The Ghosts of Glass-Steagall
With the signing of the Gramm-Leach-Bliley Act in November 1999, Congress repealed the Glass-Steagall Act of 1933. Most people will point to this as a great moment for financial innovation and competitive markets. While I agree with the majority of those arguments and the global marketplace made it inevitable, I think it’s important to reflect upon the negatives that have come along.
Here’s a great summary of the timeline associated with The Long Demise of Glass-Steagall. Historians will debate the root causes of The Great Depression long after we have a Greater Depression and I won’t do that now. But here’s a snippet lifted from a good article on the subject…
Reasons for the Act - Commercial Speculation
Commercial banks were accused of being too speculative in the pre-Depression era, not only because they were investing their assets but also because they were buying new issues for resale to the public. Thus, banks became greedy, taking on huge risks in hopes of even bigger rewards. Banking itself became sloppy and objectives became blurred. Unsound loans were issued to companies in which the bank had invested, and clients would be encouraged to invest in those same stocks.
When I reflect on all that has happened in recent months with CDO’s and subprime lending, reading through the history of the Great Depression has been scary. It’s almost as if the ghosts of Glass-Steagall are coming to haunt us. Last week, the Fed gave an exemption to Citigroup and Bank of America that has been largely ignored by the media and it attacks some of the most legitimate protections enacted 74 years ago.

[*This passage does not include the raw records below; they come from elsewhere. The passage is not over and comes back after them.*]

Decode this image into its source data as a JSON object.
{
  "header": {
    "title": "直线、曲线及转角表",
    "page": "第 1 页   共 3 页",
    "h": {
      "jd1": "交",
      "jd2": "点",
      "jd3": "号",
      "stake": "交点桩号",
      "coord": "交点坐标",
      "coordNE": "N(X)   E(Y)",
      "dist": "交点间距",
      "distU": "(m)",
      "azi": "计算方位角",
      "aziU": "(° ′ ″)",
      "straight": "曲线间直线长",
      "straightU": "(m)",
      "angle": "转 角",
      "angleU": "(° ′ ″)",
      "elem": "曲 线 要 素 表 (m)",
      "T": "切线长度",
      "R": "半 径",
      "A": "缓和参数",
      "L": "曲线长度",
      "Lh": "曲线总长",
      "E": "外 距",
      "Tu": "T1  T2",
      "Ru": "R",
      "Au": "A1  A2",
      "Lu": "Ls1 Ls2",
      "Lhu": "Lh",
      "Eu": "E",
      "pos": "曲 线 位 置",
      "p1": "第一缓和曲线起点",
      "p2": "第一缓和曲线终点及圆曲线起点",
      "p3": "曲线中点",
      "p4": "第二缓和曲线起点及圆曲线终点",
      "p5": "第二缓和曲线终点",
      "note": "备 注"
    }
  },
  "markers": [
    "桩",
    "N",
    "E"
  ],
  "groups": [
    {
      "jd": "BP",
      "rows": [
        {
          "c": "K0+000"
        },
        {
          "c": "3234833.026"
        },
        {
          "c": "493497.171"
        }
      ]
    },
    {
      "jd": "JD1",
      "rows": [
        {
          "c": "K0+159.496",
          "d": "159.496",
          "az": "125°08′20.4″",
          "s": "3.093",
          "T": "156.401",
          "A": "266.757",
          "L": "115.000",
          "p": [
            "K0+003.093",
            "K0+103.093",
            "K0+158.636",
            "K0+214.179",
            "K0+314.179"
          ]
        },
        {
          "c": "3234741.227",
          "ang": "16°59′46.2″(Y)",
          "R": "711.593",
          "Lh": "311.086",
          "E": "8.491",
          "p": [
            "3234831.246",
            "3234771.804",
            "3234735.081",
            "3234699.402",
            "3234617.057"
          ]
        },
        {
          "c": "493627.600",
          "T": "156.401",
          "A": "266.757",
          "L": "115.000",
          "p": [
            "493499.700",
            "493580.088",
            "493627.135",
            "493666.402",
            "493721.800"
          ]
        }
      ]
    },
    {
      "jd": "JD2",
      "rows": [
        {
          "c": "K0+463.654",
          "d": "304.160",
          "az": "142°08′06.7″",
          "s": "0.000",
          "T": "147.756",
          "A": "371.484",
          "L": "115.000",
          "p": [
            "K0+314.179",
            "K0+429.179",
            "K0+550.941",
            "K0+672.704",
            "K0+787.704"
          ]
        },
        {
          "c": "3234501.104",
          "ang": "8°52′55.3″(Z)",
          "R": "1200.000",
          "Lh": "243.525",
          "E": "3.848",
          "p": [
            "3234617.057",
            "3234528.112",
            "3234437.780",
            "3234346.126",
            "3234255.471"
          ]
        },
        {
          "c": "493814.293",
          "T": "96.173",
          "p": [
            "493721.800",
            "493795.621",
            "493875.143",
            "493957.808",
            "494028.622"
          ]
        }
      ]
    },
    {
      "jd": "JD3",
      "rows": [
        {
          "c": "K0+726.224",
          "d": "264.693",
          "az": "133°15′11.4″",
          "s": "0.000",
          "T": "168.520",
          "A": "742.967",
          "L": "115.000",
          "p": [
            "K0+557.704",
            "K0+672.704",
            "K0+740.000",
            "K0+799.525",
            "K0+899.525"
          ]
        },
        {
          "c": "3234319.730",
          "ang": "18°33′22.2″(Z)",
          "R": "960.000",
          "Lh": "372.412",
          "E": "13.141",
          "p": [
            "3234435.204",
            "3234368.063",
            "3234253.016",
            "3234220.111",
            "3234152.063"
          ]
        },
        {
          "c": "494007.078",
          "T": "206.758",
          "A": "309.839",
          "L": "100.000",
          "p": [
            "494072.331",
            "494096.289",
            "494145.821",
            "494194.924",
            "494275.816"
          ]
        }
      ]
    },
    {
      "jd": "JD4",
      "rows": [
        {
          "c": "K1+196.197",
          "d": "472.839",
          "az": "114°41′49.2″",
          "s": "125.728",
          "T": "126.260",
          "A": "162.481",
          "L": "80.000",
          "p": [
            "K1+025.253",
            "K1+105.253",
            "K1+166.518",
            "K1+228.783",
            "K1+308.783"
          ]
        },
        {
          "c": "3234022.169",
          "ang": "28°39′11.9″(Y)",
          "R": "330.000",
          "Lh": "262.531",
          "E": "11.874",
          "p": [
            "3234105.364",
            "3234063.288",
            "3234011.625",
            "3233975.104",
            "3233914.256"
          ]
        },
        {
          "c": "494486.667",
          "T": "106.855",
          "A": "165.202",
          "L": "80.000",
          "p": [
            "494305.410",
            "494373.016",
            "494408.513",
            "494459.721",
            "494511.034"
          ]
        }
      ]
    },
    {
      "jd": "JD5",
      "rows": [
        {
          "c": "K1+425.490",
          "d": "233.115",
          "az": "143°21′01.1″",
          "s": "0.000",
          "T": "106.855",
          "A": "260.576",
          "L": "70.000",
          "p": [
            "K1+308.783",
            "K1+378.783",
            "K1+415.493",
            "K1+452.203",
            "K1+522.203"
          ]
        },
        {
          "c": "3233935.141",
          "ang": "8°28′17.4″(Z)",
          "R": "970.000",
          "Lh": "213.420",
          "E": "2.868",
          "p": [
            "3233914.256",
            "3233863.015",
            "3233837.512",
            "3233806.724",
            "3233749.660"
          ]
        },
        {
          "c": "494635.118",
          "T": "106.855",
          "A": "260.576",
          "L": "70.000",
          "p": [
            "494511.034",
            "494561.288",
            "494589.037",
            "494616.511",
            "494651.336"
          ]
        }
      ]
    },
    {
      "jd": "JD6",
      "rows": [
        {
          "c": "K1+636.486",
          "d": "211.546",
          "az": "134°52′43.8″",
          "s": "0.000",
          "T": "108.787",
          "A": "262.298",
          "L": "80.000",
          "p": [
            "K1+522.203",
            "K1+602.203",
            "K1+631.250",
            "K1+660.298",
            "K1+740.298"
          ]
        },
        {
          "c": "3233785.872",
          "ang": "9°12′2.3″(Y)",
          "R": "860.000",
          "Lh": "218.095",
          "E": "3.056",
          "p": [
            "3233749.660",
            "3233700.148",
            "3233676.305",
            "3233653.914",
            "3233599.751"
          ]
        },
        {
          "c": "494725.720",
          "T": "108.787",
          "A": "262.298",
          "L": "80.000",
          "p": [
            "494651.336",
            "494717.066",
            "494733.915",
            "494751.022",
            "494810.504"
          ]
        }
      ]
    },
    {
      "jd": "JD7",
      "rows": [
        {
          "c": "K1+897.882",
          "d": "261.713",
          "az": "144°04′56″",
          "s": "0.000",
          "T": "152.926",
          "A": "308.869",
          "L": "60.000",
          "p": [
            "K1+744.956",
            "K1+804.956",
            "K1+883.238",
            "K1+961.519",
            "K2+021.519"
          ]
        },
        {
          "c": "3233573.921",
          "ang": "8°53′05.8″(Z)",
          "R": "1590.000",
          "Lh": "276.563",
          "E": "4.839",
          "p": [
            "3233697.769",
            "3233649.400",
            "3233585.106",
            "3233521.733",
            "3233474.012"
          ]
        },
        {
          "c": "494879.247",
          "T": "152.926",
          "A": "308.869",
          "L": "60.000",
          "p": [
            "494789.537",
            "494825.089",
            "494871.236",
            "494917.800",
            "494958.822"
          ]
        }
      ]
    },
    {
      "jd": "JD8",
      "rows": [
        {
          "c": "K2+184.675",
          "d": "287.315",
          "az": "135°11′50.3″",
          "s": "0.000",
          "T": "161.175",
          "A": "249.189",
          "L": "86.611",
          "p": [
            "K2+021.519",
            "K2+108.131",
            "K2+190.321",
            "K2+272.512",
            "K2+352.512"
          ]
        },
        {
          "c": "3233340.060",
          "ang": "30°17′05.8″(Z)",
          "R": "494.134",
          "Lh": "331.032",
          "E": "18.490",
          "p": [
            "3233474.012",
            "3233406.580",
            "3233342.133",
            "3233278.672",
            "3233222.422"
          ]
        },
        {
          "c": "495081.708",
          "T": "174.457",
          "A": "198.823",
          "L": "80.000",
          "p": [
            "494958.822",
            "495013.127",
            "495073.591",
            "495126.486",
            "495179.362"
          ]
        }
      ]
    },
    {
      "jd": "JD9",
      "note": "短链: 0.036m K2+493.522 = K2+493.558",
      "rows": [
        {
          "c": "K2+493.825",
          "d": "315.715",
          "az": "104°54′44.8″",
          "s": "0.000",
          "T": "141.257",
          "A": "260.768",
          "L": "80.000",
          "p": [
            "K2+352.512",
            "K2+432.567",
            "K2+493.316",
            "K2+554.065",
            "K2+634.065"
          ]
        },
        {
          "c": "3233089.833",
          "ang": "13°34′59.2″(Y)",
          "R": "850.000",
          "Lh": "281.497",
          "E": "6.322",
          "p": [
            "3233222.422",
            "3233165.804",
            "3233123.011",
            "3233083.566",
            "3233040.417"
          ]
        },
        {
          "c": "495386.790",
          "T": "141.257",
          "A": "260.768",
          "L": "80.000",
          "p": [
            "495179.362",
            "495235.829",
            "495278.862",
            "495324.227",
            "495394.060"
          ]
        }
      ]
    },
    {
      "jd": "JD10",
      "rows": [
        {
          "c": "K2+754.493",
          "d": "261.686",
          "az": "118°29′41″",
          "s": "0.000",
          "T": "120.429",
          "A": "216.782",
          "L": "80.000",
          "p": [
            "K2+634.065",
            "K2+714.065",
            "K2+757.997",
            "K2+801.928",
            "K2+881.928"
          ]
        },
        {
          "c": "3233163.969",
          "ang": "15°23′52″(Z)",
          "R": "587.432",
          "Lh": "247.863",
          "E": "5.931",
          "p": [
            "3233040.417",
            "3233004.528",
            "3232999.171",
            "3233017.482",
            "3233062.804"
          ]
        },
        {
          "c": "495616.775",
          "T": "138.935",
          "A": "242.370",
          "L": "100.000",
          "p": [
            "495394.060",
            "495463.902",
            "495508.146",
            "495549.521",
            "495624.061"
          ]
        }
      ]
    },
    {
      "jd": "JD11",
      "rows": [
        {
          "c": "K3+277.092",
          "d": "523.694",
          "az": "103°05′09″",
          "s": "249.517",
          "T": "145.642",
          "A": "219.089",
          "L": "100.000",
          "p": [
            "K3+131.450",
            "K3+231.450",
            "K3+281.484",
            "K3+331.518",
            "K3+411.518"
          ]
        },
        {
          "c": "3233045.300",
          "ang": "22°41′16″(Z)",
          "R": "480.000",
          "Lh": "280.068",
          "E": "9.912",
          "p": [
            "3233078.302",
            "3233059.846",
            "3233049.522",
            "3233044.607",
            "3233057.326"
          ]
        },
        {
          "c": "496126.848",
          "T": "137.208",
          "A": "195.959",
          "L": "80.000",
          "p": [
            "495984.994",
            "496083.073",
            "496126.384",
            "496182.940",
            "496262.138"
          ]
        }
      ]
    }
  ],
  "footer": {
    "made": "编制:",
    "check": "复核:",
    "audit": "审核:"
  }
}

At the banks’ requests, the Fed is “temporarily” and indefinitely waiving regulations that effectively limit a bank’s funding exposure to an affiliate to 10% of the bank’s capital. Citigroup and Bank of America are now able to lend up to $25 billion apiece under this exemption and according to Charlie Peabody, analyst at Portales Partners, “that represents about 30% of Citibank’s total regulatory capital, which is no small exemption.”
The Fed is walking a very fine line here and I am sure they know it. They claim this was done in the public interest to allow the biggies to bring liquidity to the their brokerage operations as quickly and efficiently as possible. However, there is another public interest and it was created with the Glass-Steagall Act - it’s called FDIC. If you ask the average American why they have confidence that their money is safe in the banking system - the number one reason will be FDIC. When we put the depositors’ trust at stake by bending rules like this, I can only imagine what the ghosts of Carter Glass and Henry Steagall must be thinking.
I keep pointing out the severity of the Fed’s actions and this exemption for Citigroup and Bank of America is just another example. Whatever the Fed is preparing for….my fear is rising.